The main mechanism to repair double strand breaks is by non-homologous end joining. This can result in the loss of bases. This would be an example of a tolerance system.
Repair of double-strand breaks by end-joining of nonhomologous DNAs (dark and light blue), that is, DNAs with dissimilar sequences at their ends.
Repair of double-strand breaks by end-joining of nonhomologous DNAs. These DNAs could be cut fragments from a single gene, or DNAs cut from different chromosomes. A complex of two proteins, Ku (70 + 80 dimer) and DNA-dependent protein kinase, binds to the ends of a double-strand break. After formation of a synapse in which the broken ends overlap, Ku unwinds the ends, by chance revealing short homologous sequences in the two DNAs, which base-pair to yield a region of microhomology.

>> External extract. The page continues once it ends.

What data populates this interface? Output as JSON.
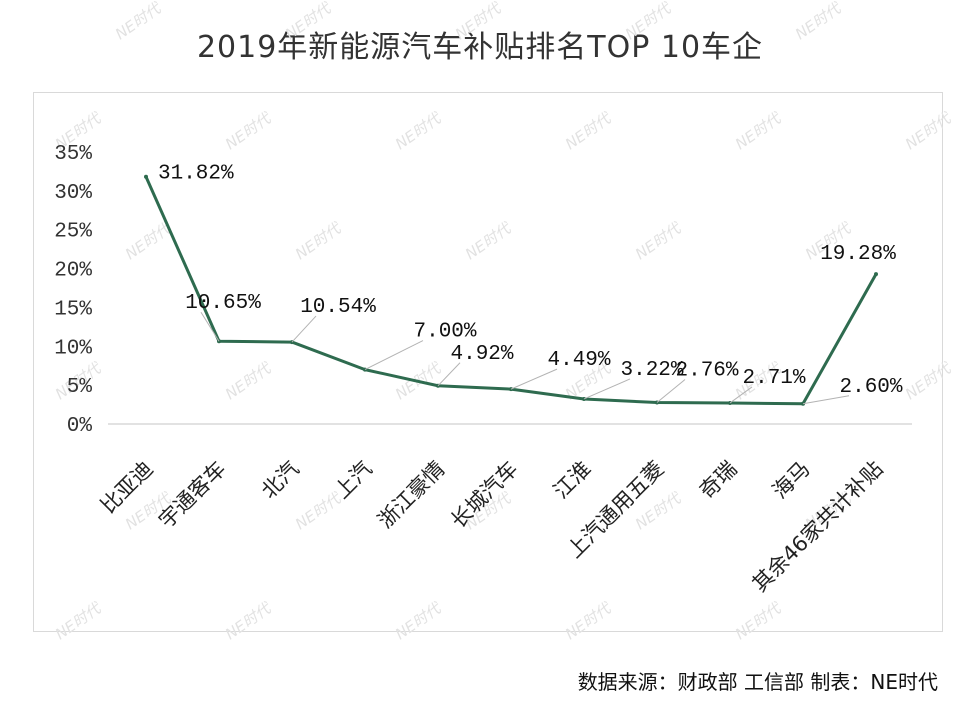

The unpaired single-stranded 5′ ends are removed by mechanisms that are not well understood, and the two double-stranded molecules ligated together. As a result, the double-strand break is repaired, but several base pairs at the site of the break are removed. This can of course introduce mutations into coding genes. The majority in eukaryotes will not cause mutations as most of the DNA is non-coding.
Most eukaryotic cells are diploid. Homologous end joining can take place. This transfers intact genetic information from the intact chromosome to the site of the break. This requires recombination proteins and regions of DNA sequence match. In cells that have replicated but not divided this can repair exactly. This system is found more in prokaryotes and lower eukaryotes.

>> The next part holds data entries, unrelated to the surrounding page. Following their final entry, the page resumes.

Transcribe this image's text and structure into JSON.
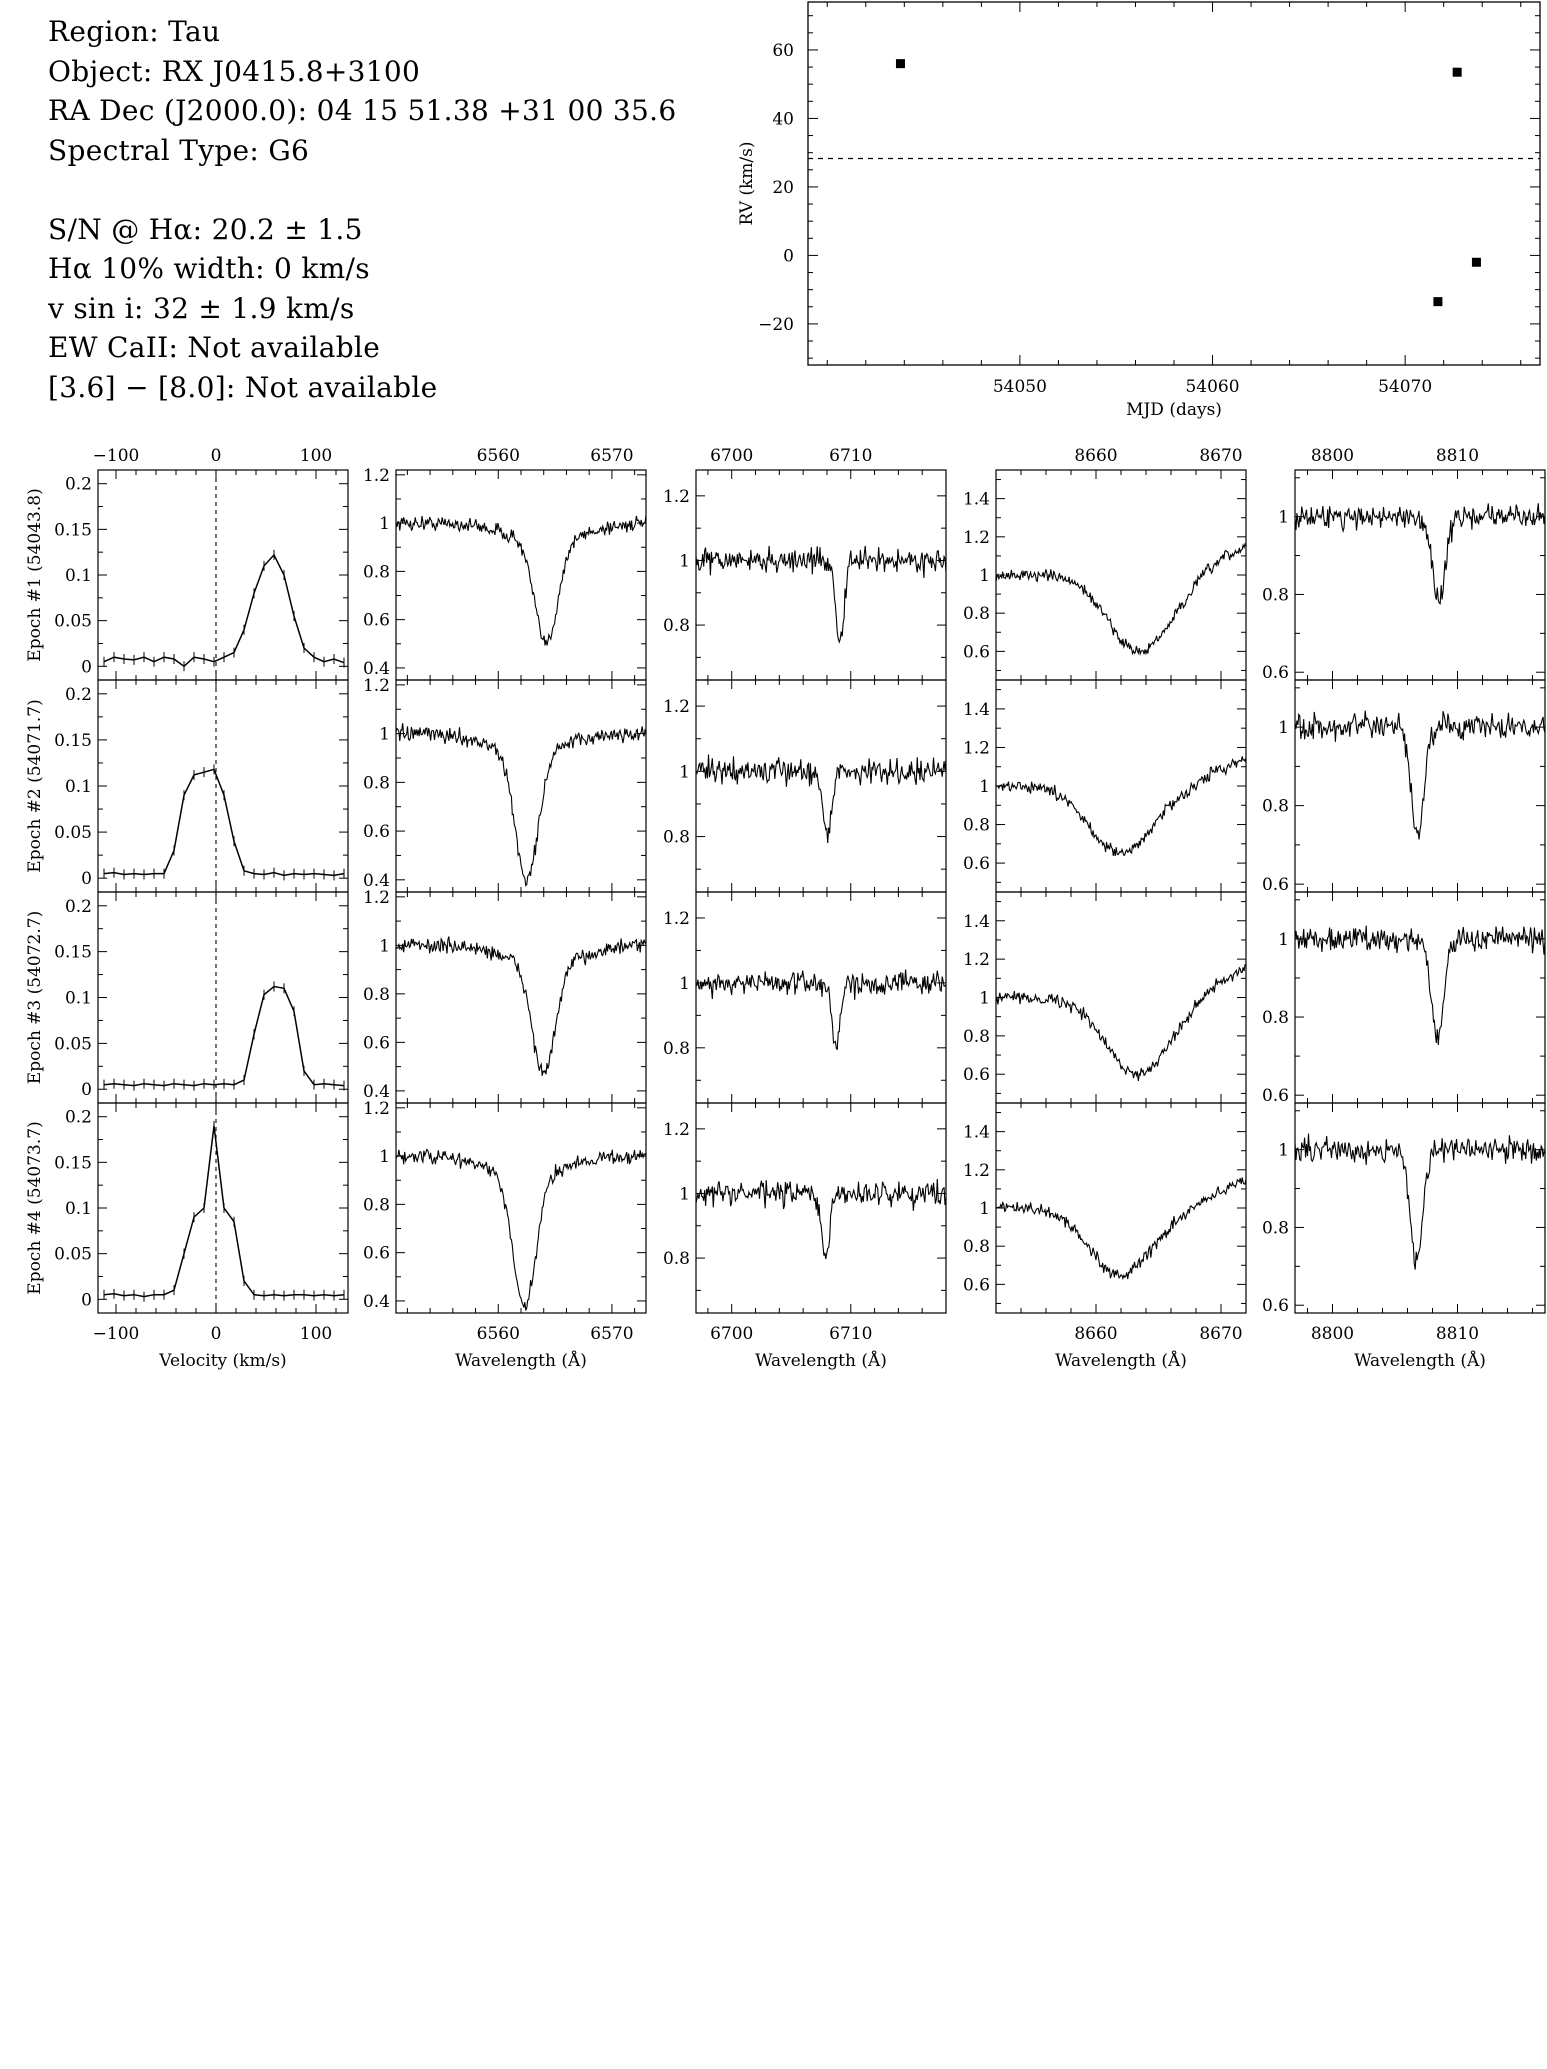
{
  "info": {
    "region": "Region: Tau",
    "object": "Object: RX J0415.8+3100",
    "radec": "RA Dec (J2000.0): 04 15 51.38 +31 00 35.6",
    "sptype": "Spectral Type: G6",
    "sn": "S/N @ Hα: 20.2 ± 1.5",
    "ha_width": "Hα 10% width: 0 km/s",
    "vsini": "v sin i: 32 ± 1.9 km/s",
    "ew_caii": "EW CaII: Not available",
    "irac": "[3.6] − [8.0]: Not available"
  },
  "chart_data": [
    {
      "id": "rv",
      "type": "scatter",
      "title": "",
      "xlabel": "MJD (days)",
      "ylabel": "RV (km/s)",
      "xlim": [
        54039,
        54077
      ],
      "ylim": [
        -32,
        74
      ],
      "xticks": [
        54050,
        54060,
        54070
      ],
      "yticks": [
        -20,
        0,
        20,
        40,
        60
      ],
      "mean_line": 28.3,
      "x": [
        54043.8,
        54071.7,
        54072.7,
        54073.7
      ],
      "y": [
        56,
        -13.5,
        53.5,
        -2
      ],
      "grid": false
    },
    {
      "id": "ccf",
      "type": "line",
      "title": "",
      "xlabel": "Velocity (km/s)",
      "xlim": [
        -118,
        132
      ],
      "ylim": [
        -0.015,
        0.215
      ],
      "xticks": [
        -100,
        0,
        100
      ],
      "yticks": [
        0,
        0.05,
        0.1,
        0.15,
        0.2
      ],
      "rows": [
        "Epoch #1 (54043.8)",
        "Epoch #2 (54071.7)",
        "Epoch #3 (54072.7)",
        "Epoch #4 (54073.7)"
      ],
      "x": [
        -112,
        -102,
        -92,
        -82,
        -72,
        -62,
        -52,
        -42,
        -32,
        -22,
        -12,
        -2,
        8,
        18,
        28,
        38,
        48,
        58,
        68,
        78,
        88,
        98,
        108,
        118,
        128
      ],
      "series": [
        {
          "values": [
            0.005,
            0.01,
            0.008,
            0.007,
            0.01,
            0.005,
            0.01,
            0.008,
            0.0,
            0.01,
            0.008,
            0.005,
            0.01,
            0.015,
            0.04,
            0.08,
            0.11,
            0.122,
            0.1,
            0.055,
            0.02,
            0.01,
            0.005,
            0.008,
            0.004
          ]
        },
        {
          "values": [
            0.005,
            0.006,
            0.004,
            0.005,
            0.004,
            0.005,
            0.005,
            0.03,
            0.09,
            0.112,
            0.115,
            0.118,
            0.09,
            0.04,
            0.008,
            0.005,
            0.004,
            0.006,
            0.003,
            0.005,
            0.004,
            0.005,
            0.004,
            0.003,
            0.005
          ]
        },
        {
          "values": [
            0.005,
            0.006,
            0.005,
            0.004,
            0.006,
            0.005,
            0.004,
            0.006,
            0.005,
            0.004,
            0.006,
            0.005,
            0.006,
            0.005,
            0.01,
            0.06,
            0.103,
            0.112,
            0.11,
            0.085,
            0.02,
            0.005,
            0.006,
            0.005,
            0.004
          ]
        },
        {
          "values": [
            0.005,
            0.006,
            0.004,
            0.005,
            0.003,
            0.005,
            0.005,
            0.01,
            0.05,
            0.09,
            0.1,
            0.19,
            0.1,
            0.085,
            0.02,
            0.005,
            0.004,
            0.005,
            0.004,
            0.005,
            0.005,
            0.004,
            0.005,
            0.004,
            0.005
          ]
        }
      ]
    },
    {
      "id": "ha",
      "type": "line",
      "title": "",
      "xlabel": "Wavelength (Å)",
      "xlim": [
        6551,
        6573
      ],
      "ylim": [
        0.35,
        1.22
      ],
      "xticks": [
        6560,
        6570
      ],
      "yticks": [
        0.4,
        0.6,
        0.8,
        1,
        1.2
      ],
      "line_center": [
        6564.2,
        6562.5,
        6564.0,
        6562.3
      ],
      "line_depth": [
        0.42,
        0.52,
        0.45,
        0.55
      ],
      "line_width": 1.0
    },
    {
      "id": "li",
      "type": "line",
      "title": "",
      "xlabel": "Wavelength (Å)",
      "xlim": [
        6697,
        6718
      ],
      "ylim": [
        0.63,
        1.28
      ],
      "xticks": [
        6700,
        6710
      ],
      "yticks": [
        0.8,
        1,
        1.2
      ],
      "line_center": [
        6709.1,
        6708.0,
        6708.8,
        6707.9
      ],
      "line_depth": [
        0.25,
        0.2,
        0.2,
        0.2
      ],
      "line_width": 0.35
    },
    {
      "id": "ca",
      "type": "line",
      "title": "",
      "xlabel": "Wavelength (Å)",
      "xlim": [
        8652,
        8672
      ],
      "ylim": [
        0.45,
        1.55
      ],
      "xticks": [
        8660,
        8670
      ],
      "yticks": [
        0.6,
        0.8,
        1,
        1.2,
        1.4
      ],
      "line_center": [
        8663.5,
        8662.0,
        8663.3,
        8662.0
      ],
      "line_depth": [
        0.4,
        0.35,
        0.4,
        0.35
      ],
      "line_width": 2.5
    },
    {
      "id": "ir",
      "type": "line",
      "title": "",
      "xlabel": "Wavelength (Å)",
      "xlim": [
        8797,
        8817
      ],
      "ylim": [
        0.58,
        1.12
      ],
      "xticks": [
        8800,
        8810
      ],
      "yticks": [
        0.6,
        0.8,
        1
      ],
      "line_center": [
        8808.5,
        8806.8,
        8808.4,
        8806.7
      ],
      "line_depth": [
        0.22,
        0.28,
        0.25,
        0.28
      ],
      "line_width": 0.5
    }
  ]
}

1 Why is this called post replication repair? At what point in the cell cycle does it take place?
2 What is required and what process is used to start the repair?
3 How is the repair completed?
In general mutants in any repair gene will have a higher frequency of mutation. Called mutator phenotype (Hence mut genes). They become very sensitive to any mutagenic agent, eg UV.
dam- mutants show increased spontaeous mutations as replication errors cannot be repaired. Also MutS, H or L.
Uvr-RecA- mutants abolishes all repair and recombination. When the nucleus replicates, there are many fragments of DNA due to the inability to replace thymidine dimers or repair the damage post replication.